Northview head coach Michael Jones, left, with former coach Jim Cooper walk on the ice after the Wildcats won the state championship.
COLUMBUS — The jubilant Northview players raised the state title trophy over their heads, skated over to former coach Jim Cooper, and surrounded him on the ice at Nationwide Arena on Sunday.
Cooper founded the program in 1976 and led the Wildcats to the championship game four times only to come up just short. Yet, Cooper found himself in the middle of joyous mob of Wildcats just moments after they captured the first state title in school history.
“We’ve worked so hard for so many years and we’ve been so close,” Cooper said with tears welling. “We finally get to raise that banner.”
Over 36 years, the Wildcats had earned a spot in the state semifinals eight times but had never won the last game of the season.
Current coach Mike Jones, now is fourth season, led Northview to the precipice in 2010. The Wildcats lost 4-1 to Cleveland St. Ignatius.
On Sunday Northview finally broke through with a 5-2 win over Lakewood St. Edward. Jones, who played for Cooper at Northview in the 1990s, embraced his mentor on the ice during the post-game celebrations.
“This is his trophy, his state title,” Jones said. “This is his program. I’ve been babysitting it for the last few years. He put more into this program than anybody in any program in any state.”
Cooper retired in 2009 after 33 years at the helm.
“I’m so proud of what coach Jones has done because he’s taken the program to the next level,” Cooper said. “The evidence is right here. In four short years he has a runner up and a state title.”
Longtime Northview athletic director Larry Jones, who retired in 2006 after 22 years, sat with Cooper as the last seconds ticked off the clock. Although many individuals have won state titles for Northview, the school had never captured a team state title in any sport.
“That was the one thing I wanted to do,” Jones said. “That was one of my goals.”
Dalton Carter, who scored a goal in Sunday’s game, said his family has tight ties with Cooper and the program.
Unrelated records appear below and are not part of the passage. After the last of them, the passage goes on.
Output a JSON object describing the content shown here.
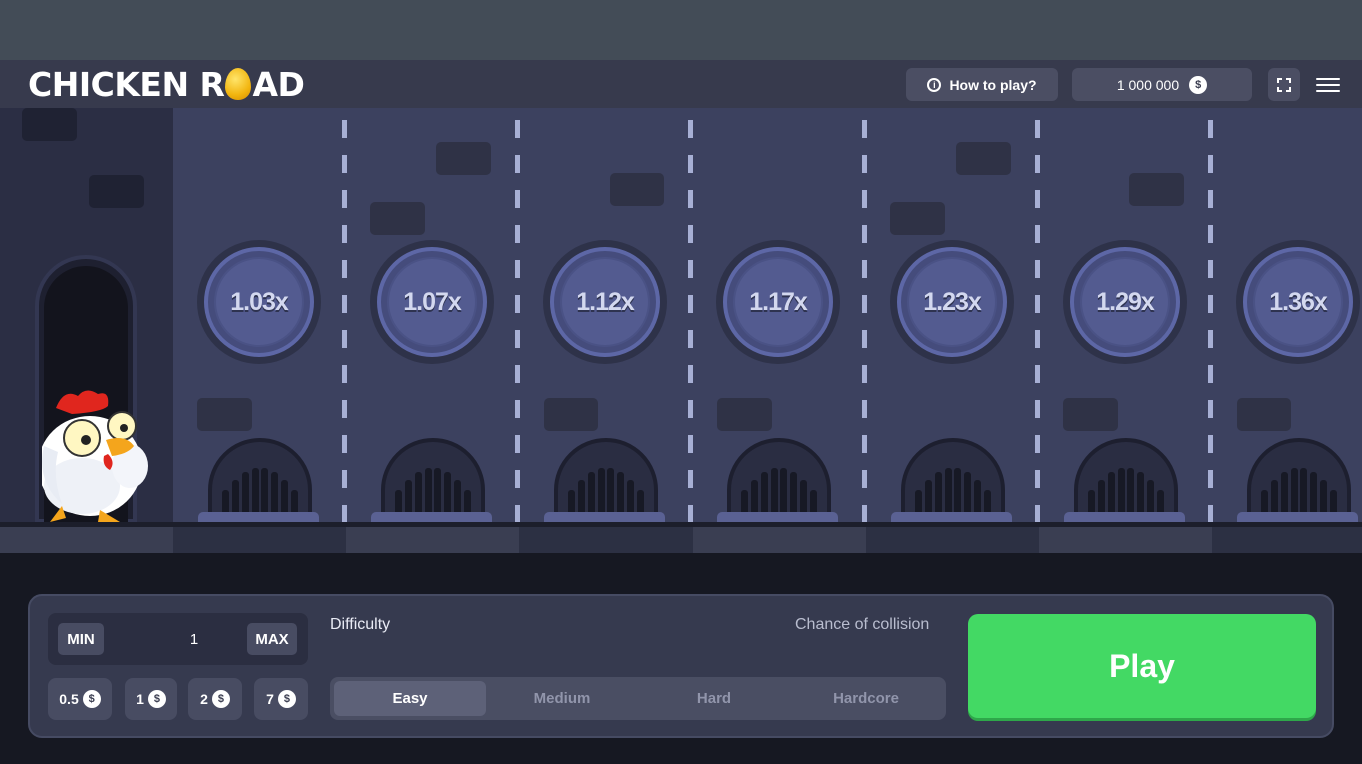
{
  "header": {
    "logo_left": "CHICKEN R",
    "logo_right": "AD",
    "how_to_play": "How to play?",
    "balance": "1 000 000",
    "currency_symbol": "$"
  },
  "game": {
    "multipliers": [
      "1.03x",
      "1.07x",
      "1.12x",
      "1.17x",
      "1.23x",
      "1.29x",
      "1.36x"
    ]
  },
  "controls": {
    "min_label": "MIN",
    "max_label": "MAX",
    "bet_value": "1",
    "quick_bets": [
      "0.5",
      "1",
      "2",
      "7"
    ],
    "currency_symbol": "$",
    "difficulty_label": "Difficulty",
    "collision_label": "Chance of collision",
    "difficulties": [
      "Easy",
      "Medium",
      "Hard",
      "Hardcore"
    ],
    "selected_difficulty": "Easy",
    "play_label": "Play"
  },
  "colors": {
    "accent_play": "#43d964",
    "lane_bg": "#3c415f",
    "panel_bg": "#363a4f"
  }
}
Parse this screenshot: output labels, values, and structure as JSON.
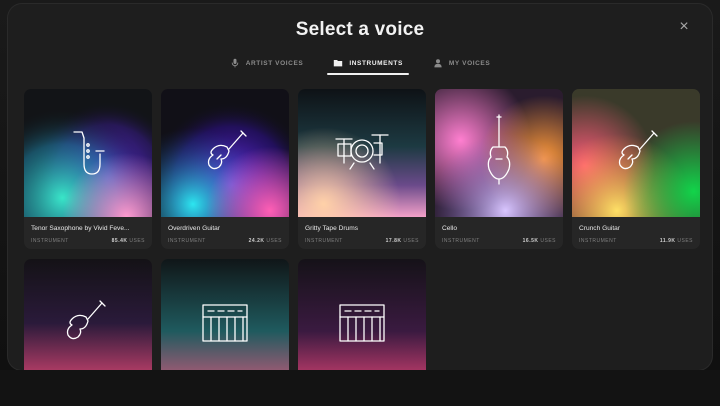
{
  "modal": {
    "title": "Select a voice",
    "close_label": "×"
  },
  "tabs": [
    {
      "label": "ARTIST VOICES",
      "icon": "microphone-icon",
      "active": false
    },
    {
      "label": "INSTRUMENTS",
      "icon": "folder-icon",
      "active": true
    },
    {
      "label": "MY VOICES",
      "icon": "user-icon",
      "active": false
    }
  ],
  "cards": [
    {
      "name": "Tenor Saxophone by Vivid Feve...",
      "category": "INSTRUMENT",
      "uses": "85.4K",
      "uses_suffix": "USES",
      "icon": "saxophone-icon"
    },
    {
      "name": "Overdriven Guitar",
      "category": "INSTRUMENT",
      "uses": "24.2K",
      "uses_suffix": "USES",
      "icon": "electric-guitar-icon"
    },
    {
      "name": "Gritty Tape Drums",
      "category": "INSTRUMENT",
      "uses": "17.8K",
      "uses_suffix": "USES",
      "icon": "drum-kit-icon"
    },
    {
      "name": "Cello",
      "category": "INSTRUMENT",
      "uses": "16.5K",
      "uses_suffix": "USES",
      "icon": "cello-icon"
    },
    {
      "name": "Crunch Guitar",
      "category": "INSTRUMENT",
      "uses": "11.9K",
      "uses_suffix": "USES",
      "icon": "electric-guitar-icon"
    },
    {
      "name": "",
      "category": "",
      "uses": "",
      "uses_suffix": "",
      "icon": "electric-guitar-icon"
    },
    {
      "name": "",
      "category": "",
      "uses": "",
      "uses_suffix": "",
      "icon": "synthesizer-icon"
    },
    {
      "name": "",
      "category": "",
      "uses": "",
      "uses_suffix": "",
      "icon": "synthesizer-icon"
    }
  ],
  "colors": {
    "background": "#1e1e1e",
    "card": "#262626",
    "text": "#e8e8e8",
    "muted": "#7f7f7f"
  }
}
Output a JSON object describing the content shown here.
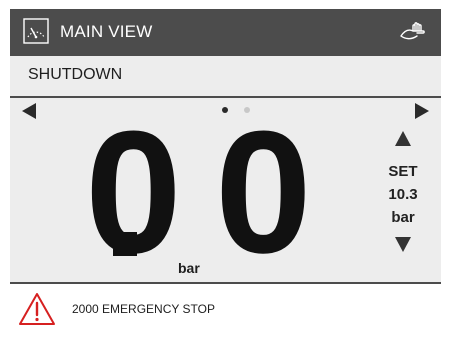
{
  "header": {
    "view_icon": "gauge-icon",
    "title": "MAIN VIEW",
    "mode_icon": "hand-icon"
  },
  "status": {
    "text": "SHUTDOWN"
  },
  "pager": {
    "left_icon": "arrow-left-icon",
    "right_icon": "arrow-right-icon",
    "page_count": 2,
    "active_page": 1
  },
  "reading": {
    "integer_part": "0",
    "fractional_part": "0",
    "unit": "bar"
  },
  "setpoint": {
    "label": "SET",
    "value": "10.3",
    "unit": "bar",
    "up_icon": "arrow-up-icon",
    "down_icon": "arrow-down-icon"
  },
  "alarm": {
    "icon": "warning-icon",
    "text": "2000 EMERGENCY STOP"
  },
  "colors": {
    "header_bg": "#4c4c4c",
    "screen_bg": "#ededed",
    "warning": "#d62020"
  }
}
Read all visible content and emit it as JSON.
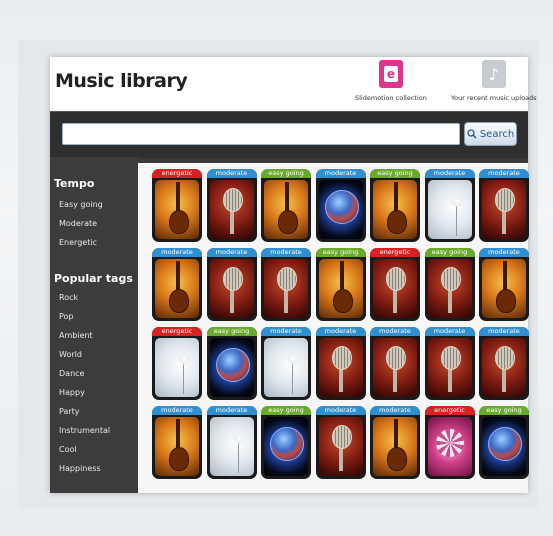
{
  "header": {
    "title": "Music library",
    "actions": [
      {
        "label": "Slidemotion collection",
        "icon": "slidemotion-logo-icon"
      },
      {
        "label": "Your recent music uploads",
        "icon": "music-upload-icon"
      }
    ]
  },
  "search": {
    "value": "",
    "button_label": "Search",
    "icon": "magnifier-icon"
  },
  "sidebar": {
    "tempo_heading": "Tempo",
    "tempo_items": [
      "Easy going",
      "Moderate",
      "Energetic"
    ],
    "tags_heading": "Popular tags",
    "tag_items": [
      "Rock",
      "Pop",
      "Ambient",
      "World",
      "Dance",
      "Happy",
      "Party",
      "Instrumental",
      "Cool",
      "Happiness"
    ]
  },
  "grid": {
    "tiles": [
      {
        "tag": "energetic",
        "art": "guitar"
      },
      {
        "tag": "moderate",
        "art": "microphone"
      },
      {
        "tag": "easy going",
        "art": "guitar"
      },
      {
        "tag": "moderate",
        "art": "globe"
      },
      {
        "tag": "easy going",
        "art": "guitar"
      },
      {
        "tag": "moderate",
        "art": "dandelion"
      },
      {
        "tag": "moderate",
        "art": "microphone"
      },
      {
        "tag": "moderate",
        "art": "guitar"
      },
      {
        "tag": "moderate",
        "art": "microphone"
      },
      {
        "tag": "moderate",
        "art": "microphone"
      },
      {
        "tag": "easy going",
        "art": "guitar"
      },
      {
        "tag": "energetic",
        "art": "microphone"
      },
      {
        "tag": "easy going",
        "art": "microphone"
      },
      {
        "tag": "moderate",
        "art": "guitar"
      },
      {
        "tag": "energetic",
        "art": "dandelion"
      },
      {
        "tag": "easy going",
        "art": "globe"
      },
      {
        "tag": "moderate",
        "art": "dandelion"
      },
      {
        "tag": "moderate",
        "art": "microphone"
      },
      {
        "tag": "moderate",
        "art": "microphone"
      },
      {
        "tag": "moderate",
        "art": "microphone"
      },
      {
        "tag": "moderate",
        "art": "microphone"
      },
      {
        "tag": "moderate",
        "art": "guitar"
      },
      {
        "tag": "moderate",
        "art": "dandelion"
      },
      {
        "tag": "easy going",
        "art": "globe"
      },
      {
        "tag": "moderate",
        "art": "microphone"
      },
      {
        "tag": "moderate",
        "art": "guitar"
      },
      {
        "tag": "energetic",
        "art": "disco-ball"
      },
      {
        "tag": "easy going",
        "art": "globe"
      }
    ],
    "tag_colors": {
      "energetic": "#d82222",
      "moderate": "#2f8fd0",
      "easy going": "#6aaa2a"
    }
  }
}
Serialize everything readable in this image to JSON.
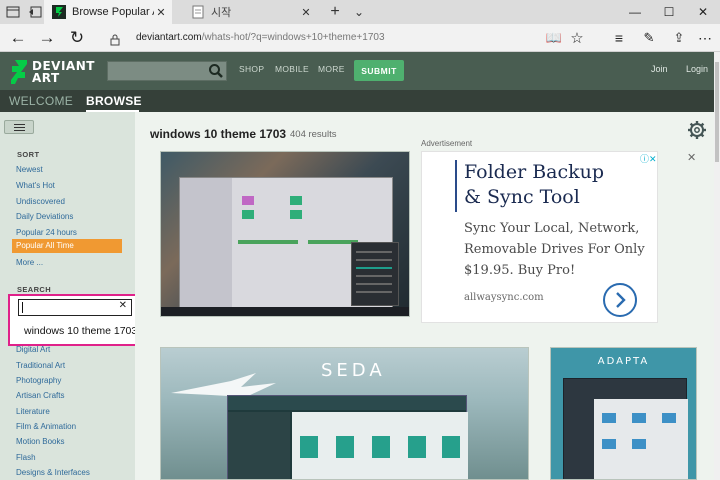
{
  "browser": {
    "active_tab_title": "Browse Popular All Time",
    "inactive_tab_title": "시작",
    "url_domain": "deviantart.com",
    "url_path": "/whats-hot/?q=windows+10+theme+1703",
    "icons": [
      "tab-list-icon",
      "tab-aside-icon",
      "back-icon",
      "forward-icon",
      "refresh-icon",
      "lock-icon",
      "reading-view-icon",
      "favorite-star-icon",
      "hub-icon",
      "notes-icon",
      "share-icon",
      "more-icon"
    ]
  },
  "site": {
    "logo_line1": "DEVIANT",
    "logo_line2": "ART",
    "nav": [
      "SHOP",
      "MOBILE",
      "MORE"
    ],
    "submit_label": "SUBMIT",
    "join_label": "Join",
    "login_label": "Login",
    "tab_welcome": "WELCOME",
    "tab_browse": "BROWSE"
  },
  "sidebar": {
    "sort_heading": "SORT",
    "sort_items": [
      "Newest",
      "What's Hot",
      "Undiscovered",
      "Daily Deviations",
      "Popular 24 hours",
      "Popular All Time",
      "More ..."
    ],
    "active_sort": "Popular All Time",
    "search_heading": "SEARCH",
    "search_value": "",
    "suggestion": "windows 10 theme 1703",
    "categories": [
      "Digital Art",
      "Traditional Art",
      "Photography",
      "Artisan Crafts",
      "Literature",
      "Film & Animation",
      "Motion Books",
      "Flash",
      "Designs & Interfaces"
    ]
  },
  "main": {
    "query_title": "windows 10 theme 1703",
    "results_count": "404 results",
    "ad_label": "Advertisement",
    "thumb2_text": "SEDA",
    "thumb3_text": "ADAPTA"
  },
  "ad": {
    "headline_1": "Folder Backup",
    "headline_2": "& Sync Tool",
    "body": "Sync Your Local, Network, Removable Drives For Only $19.95. Buy Pro!",
    "url": "allwaysync.com",
    "adchoices": "ⓘ✕",
    "close": "✕"
  },
  "colors": {
    "header": "#495d51",
    "subnav": "#354039",
    "sidebar": "#dae4dc",
    "main_bg": "#eef3ee",
    "active_sort": "#f09932",
    "submit": "#4fb06f",
    "link": "#2f6a9a",
    "highlight_box": "#e0218a"
  }
}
“I’ve been around this program for 15 years now from my dad and uncle,” Carter said. “Just being on this team means a lot. To do this means a lot to the school and the alumni. This is something I’ve been dreaming of for a long time.”
Zach Felser said his father Bob, who also played for Cooper, was a major influence.
“My dad taught me everything,” said Felser, who had two assists in the title game. “To be the first to raise that banner is unreal for all the alumni. I can’t believe it. We have a list of players from every year in the locker room who never got to do it. We did it for them. It’s so great. We are a family.”
After learning under Cooper, Jones went on to play four years at Bowling Green State University. After a four-year career in the ECHL, he took over his alma mater in 2009.
“These kids have worked harder than any group I’ve ever seen in my life, including college and pro,” Jones said. “They wanted to do this.”